WSJ: When you talk politics with Peter Thiel, PayPal’s co-founder and a well-known Trump supporter, what are those conversations like?
Mr. Hoffman: He’s a friend of mine, but we’ve disagreed about politics since we were college undergraduates. One thing we argue about is how much does Trump lie? I’ve been trying to advance him the case that there’s always been some lying around politicians, but Trump is one or two orders of magnitude worse than ever before. He says Obama is a bigger liar than Trump–based on, for example, the claim that under Obamacare you’d be able to spend as much time with your primary doctor as you did before Obamacare.
Peter thinks that the bureaucracy is killing the country and that you need a wrecking ball to shake it up, and maybe Trump is the only wrecking ball you get. His pro-Trump arguments are that someone needed to stand up to China. Trump at least is, [while] everyone else gave it lip service.

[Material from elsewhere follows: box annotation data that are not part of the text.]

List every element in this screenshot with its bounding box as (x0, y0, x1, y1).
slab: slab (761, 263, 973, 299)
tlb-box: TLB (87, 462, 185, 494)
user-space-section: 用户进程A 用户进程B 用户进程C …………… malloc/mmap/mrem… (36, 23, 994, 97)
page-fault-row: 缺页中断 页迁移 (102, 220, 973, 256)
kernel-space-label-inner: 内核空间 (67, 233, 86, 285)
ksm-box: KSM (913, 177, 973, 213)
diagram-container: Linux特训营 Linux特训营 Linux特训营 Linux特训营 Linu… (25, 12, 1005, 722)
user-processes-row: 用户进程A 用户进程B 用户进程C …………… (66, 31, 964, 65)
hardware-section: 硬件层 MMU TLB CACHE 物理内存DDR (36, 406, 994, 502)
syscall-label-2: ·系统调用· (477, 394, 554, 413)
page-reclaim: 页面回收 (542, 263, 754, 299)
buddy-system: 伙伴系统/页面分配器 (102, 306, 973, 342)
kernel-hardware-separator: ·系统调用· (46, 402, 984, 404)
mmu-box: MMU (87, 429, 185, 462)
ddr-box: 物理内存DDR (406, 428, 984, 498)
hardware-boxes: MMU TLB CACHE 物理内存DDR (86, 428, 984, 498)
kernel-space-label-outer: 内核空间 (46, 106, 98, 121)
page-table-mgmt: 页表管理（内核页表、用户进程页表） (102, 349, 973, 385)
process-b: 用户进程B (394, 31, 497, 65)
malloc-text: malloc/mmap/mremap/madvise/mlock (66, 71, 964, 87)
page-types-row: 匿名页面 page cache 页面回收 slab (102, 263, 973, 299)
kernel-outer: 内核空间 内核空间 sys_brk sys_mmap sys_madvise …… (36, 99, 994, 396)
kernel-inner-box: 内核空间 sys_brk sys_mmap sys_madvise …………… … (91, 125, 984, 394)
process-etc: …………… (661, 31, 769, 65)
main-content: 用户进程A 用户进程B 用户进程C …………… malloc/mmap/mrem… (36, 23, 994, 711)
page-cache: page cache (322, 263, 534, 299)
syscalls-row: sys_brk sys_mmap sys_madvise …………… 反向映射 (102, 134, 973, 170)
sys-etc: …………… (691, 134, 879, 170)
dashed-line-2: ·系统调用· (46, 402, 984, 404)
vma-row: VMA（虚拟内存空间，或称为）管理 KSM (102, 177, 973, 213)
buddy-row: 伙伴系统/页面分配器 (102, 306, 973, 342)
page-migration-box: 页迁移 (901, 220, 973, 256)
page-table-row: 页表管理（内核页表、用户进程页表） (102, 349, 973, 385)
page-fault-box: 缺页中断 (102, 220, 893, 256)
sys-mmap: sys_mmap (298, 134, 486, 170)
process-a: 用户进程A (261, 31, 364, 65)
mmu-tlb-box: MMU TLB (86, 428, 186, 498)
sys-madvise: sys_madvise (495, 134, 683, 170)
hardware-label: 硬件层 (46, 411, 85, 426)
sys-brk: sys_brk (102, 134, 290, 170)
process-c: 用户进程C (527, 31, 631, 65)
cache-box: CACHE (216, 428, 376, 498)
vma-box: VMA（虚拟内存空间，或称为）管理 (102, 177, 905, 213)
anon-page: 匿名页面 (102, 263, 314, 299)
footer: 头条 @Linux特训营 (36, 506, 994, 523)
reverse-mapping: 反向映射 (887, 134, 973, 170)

For the full interview, see:
Rolfe Winkler, interviewer. “A Silicon Valley Warning.” The Wall Street Journal (Thursday, Sept. 27, 2018): B4.
(Note: ellipsis added; bolded and bracketed words in original.)
(Note: the online version of the interview has the date Sept. 26, 2018, and the title “LinkedIn’s Co-Founder Warns of Perils in Regulating Big Tech.” The last question and answer quoted above, is included in the online, but not the print, version of the interview.)